Practice Personal Safety
- Consider learning basic self-defense. For instance, by striking the eyes, nose, throat, groin or knees, you can disable an assailant.
- Research your destination so you’ll know what to expect in terms of attitudes toward foreigners and, if you’re female, women.
- Request a room that isn’t on the ground floor, which can offer easy access through a window.
- Avoid opening your door to people who are unknown to you or who do not identify themselves.
- Become familiar with the people at your hotel’s reception desk, and inform them of your comings and goings. Give them emergency numbers of family or friends.
- Get to know the area where you’ll be staying, and trust your intuition; avoid places that look risky.
- Dress like a local resident, or at least try to look inconspicuous in your dress and behavior.
- Walk with confidence. If you’re feeling nervous, seek out a fellow traveler as a temporary companion or stay close to another pedestrian so that you don’t appear to be alone.
- Stay sober, or at least know your limits when drinking.
Get Comfortable on Your Own
- Follow some of the routines you have at home: Drink a cup of coffee in the morning, take an afternoon jog, visit the market in the evening.
- Create a temporary home, if you are staying more than a couple of days, by decorating your room with familiar objects, such as pictures, candles and flowers.

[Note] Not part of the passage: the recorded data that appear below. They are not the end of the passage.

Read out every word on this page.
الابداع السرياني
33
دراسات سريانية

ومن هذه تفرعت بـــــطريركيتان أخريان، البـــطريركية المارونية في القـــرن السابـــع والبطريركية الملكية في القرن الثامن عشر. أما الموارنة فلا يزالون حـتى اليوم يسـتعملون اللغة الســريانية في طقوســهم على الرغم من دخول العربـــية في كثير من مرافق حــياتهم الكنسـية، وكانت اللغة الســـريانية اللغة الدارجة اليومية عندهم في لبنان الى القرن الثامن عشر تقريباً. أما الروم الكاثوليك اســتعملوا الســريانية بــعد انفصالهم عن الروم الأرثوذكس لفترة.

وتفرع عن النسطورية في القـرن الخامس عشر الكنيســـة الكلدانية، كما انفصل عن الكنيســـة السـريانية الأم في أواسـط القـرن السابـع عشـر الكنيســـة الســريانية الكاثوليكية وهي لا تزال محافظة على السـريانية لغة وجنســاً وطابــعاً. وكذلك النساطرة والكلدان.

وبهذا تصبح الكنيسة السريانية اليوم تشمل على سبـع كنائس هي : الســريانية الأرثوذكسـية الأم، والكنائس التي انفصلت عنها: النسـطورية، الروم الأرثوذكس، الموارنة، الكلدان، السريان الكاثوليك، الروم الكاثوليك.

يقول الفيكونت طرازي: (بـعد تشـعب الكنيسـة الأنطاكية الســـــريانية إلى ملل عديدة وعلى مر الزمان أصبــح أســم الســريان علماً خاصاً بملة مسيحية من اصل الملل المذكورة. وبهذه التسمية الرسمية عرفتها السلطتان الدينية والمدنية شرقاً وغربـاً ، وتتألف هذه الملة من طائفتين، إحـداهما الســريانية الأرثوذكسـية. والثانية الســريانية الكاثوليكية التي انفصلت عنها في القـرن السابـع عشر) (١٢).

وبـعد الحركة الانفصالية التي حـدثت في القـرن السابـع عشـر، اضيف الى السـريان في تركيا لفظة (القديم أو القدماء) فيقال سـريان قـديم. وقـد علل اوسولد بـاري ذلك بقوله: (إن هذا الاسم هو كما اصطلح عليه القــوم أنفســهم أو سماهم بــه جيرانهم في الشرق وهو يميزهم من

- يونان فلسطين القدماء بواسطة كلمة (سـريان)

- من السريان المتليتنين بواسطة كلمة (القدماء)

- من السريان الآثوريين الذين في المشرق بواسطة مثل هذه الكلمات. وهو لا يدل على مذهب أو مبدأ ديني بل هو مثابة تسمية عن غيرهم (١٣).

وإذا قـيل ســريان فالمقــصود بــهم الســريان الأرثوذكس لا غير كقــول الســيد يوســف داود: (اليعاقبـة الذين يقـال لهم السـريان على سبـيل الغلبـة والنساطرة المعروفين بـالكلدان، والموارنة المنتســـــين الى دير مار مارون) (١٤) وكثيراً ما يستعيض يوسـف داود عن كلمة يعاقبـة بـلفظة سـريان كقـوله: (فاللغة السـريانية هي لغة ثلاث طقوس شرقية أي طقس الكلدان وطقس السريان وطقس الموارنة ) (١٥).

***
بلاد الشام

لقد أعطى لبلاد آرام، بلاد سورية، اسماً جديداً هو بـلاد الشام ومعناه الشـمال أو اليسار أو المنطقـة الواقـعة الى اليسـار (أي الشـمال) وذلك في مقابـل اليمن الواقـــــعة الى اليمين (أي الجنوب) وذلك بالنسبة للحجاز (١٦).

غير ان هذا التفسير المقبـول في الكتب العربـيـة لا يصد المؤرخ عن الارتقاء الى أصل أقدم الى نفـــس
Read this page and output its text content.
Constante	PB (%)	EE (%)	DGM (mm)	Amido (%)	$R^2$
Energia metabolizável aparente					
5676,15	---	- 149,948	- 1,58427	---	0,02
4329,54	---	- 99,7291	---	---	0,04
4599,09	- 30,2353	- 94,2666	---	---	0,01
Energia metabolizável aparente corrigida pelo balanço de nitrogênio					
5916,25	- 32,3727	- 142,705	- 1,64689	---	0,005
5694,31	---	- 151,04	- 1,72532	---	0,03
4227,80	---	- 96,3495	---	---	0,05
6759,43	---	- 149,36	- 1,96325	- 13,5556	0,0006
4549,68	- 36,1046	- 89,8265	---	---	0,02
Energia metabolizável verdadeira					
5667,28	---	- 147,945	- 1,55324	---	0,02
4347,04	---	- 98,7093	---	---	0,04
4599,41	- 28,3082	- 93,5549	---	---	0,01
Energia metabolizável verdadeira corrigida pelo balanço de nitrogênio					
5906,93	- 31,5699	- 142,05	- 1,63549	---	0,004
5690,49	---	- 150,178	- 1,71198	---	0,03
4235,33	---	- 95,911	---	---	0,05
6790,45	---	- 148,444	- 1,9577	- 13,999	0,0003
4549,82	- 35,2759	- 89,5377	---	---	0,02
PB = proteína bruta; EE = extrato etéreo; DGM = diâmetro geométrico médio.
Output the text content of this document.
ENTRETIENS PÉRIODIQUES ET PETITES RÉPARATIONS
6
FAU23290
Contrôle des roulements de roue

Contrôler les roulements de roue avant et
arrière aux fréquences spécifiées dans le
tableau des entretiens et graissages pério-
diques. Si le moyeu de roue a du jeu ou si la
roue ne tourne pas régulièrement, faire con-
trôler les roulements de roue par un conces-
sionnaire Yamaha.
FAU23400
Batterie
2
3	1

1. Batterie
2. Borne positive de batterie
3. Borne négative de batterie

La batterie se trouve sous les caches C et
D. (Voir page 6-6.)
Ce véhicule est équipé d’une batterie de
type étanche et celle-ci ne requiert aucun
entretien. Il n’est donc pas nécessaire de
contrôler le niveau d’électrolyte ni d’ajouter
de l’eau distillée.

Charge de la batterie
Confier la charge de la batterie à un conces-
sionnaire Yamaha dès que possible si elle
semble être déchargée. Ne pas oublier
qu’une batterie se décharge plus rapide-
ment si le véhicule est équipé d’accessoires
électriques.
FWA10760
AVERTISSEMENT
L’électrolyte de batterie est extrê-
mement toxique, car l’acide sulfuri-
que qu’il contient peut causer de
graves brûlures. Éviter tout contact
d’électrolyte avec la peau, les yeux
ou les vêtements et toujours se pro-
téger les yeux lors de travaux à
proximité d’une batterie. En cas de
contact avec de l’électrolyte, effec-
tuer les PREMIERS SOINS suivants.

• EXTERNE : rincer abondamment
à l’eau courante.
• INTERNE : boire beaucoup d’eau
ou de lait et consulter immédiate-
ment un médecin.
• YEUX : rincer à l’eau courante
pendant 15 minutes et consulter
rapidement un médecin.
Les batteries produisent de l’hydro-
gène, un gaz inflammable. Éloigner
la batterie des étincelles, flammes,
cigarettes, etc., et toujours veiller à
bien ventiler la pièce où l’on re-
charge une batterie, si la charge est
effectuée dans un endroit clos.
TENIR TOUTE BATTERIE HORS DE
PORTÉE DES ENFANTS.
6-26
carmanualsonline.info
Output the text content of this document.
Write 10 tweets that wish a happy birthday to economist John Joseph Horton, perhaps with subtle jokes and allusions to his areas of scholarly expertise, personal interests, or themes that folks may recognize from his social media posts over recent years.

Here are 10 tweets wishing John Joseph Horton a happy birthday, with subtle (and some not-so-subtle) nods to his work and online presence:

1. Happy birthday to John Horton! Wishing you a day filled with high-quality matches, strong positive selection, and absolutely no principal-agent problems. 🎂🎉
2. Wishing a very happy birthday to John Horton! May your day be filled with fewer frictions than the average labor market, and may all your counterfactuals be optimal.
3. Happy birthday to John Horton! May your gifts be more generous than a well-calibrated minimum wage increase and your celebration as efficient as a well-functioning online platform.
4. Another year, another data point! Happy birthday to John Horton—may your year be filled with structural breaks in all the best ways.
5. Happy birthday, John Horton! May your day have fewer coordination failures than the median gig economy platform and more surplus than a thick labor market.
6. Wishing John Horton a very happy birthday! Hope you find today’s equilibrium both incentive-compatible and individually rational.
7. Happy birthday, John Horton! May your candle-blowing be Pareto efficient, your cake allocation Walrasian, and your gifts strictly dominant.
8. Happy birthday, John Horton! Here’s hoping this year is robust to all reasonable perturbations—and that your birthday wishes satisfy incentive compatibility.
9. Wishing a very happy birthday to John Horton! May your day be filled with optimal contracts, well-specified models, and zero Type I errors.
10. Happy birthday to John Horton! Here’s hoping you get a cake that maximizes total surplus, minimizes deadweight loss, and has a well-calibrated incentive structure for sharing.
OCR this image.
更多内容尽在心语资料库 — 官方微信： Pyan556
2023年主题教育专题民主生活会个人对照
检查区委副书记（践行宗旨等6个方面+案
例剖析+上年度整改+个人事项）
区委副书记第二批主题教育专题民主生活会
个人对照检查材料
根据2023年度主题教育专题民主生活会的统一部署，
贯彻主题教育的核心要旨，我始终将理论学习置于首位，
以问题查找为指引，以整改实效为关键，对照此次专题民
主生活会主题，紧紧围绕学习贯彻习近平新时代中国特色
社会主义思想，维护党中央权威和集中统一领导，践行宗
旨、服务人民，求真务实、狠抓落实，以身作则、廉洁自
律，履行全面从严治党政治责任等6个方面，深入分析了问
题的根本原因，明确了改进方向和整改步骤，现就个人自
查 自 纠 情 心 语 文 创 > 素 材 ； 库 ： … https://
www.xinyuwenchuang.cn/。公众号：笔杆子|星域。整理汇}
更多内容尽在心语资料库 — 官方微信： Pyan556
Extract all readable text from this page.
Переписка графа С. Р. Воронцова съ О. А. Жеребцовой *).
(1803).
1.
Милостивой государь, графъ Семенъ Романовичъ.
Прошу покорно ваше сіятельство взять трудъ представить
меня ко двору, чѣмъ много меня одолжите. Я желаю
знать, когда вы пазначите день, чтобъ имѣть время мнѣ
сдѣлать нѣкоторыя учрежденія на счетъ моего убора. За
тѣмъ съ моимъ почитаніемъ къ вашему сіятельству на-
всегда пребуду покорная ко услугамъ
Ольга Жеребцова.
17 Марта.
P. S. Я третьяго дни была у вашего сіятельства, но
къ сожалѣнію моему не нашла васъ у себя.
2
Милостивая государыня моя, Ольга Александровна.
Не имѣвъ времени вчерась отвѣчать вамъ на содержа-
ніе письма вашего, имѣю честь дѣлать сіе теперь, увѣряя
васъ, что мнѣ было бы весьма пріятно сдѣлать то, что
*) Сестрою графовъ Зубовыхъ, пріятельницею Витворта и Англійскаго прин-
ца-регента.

- Go to a restaurant and bring a book, journal or materials for writing letters. You might also bring a guidebook or map to help plan the next part of your trip.
- Become a regular: Visit one shop consistently or have breakfast at the same café each morning, and get to know the people who work there. They can give you helpful advice about the area and, when you need it, provide assistance, which can be especially important in an emergency.
- Meet other travelers through classes or tour groups. They can share travel tips with you and even become temporary travel companions.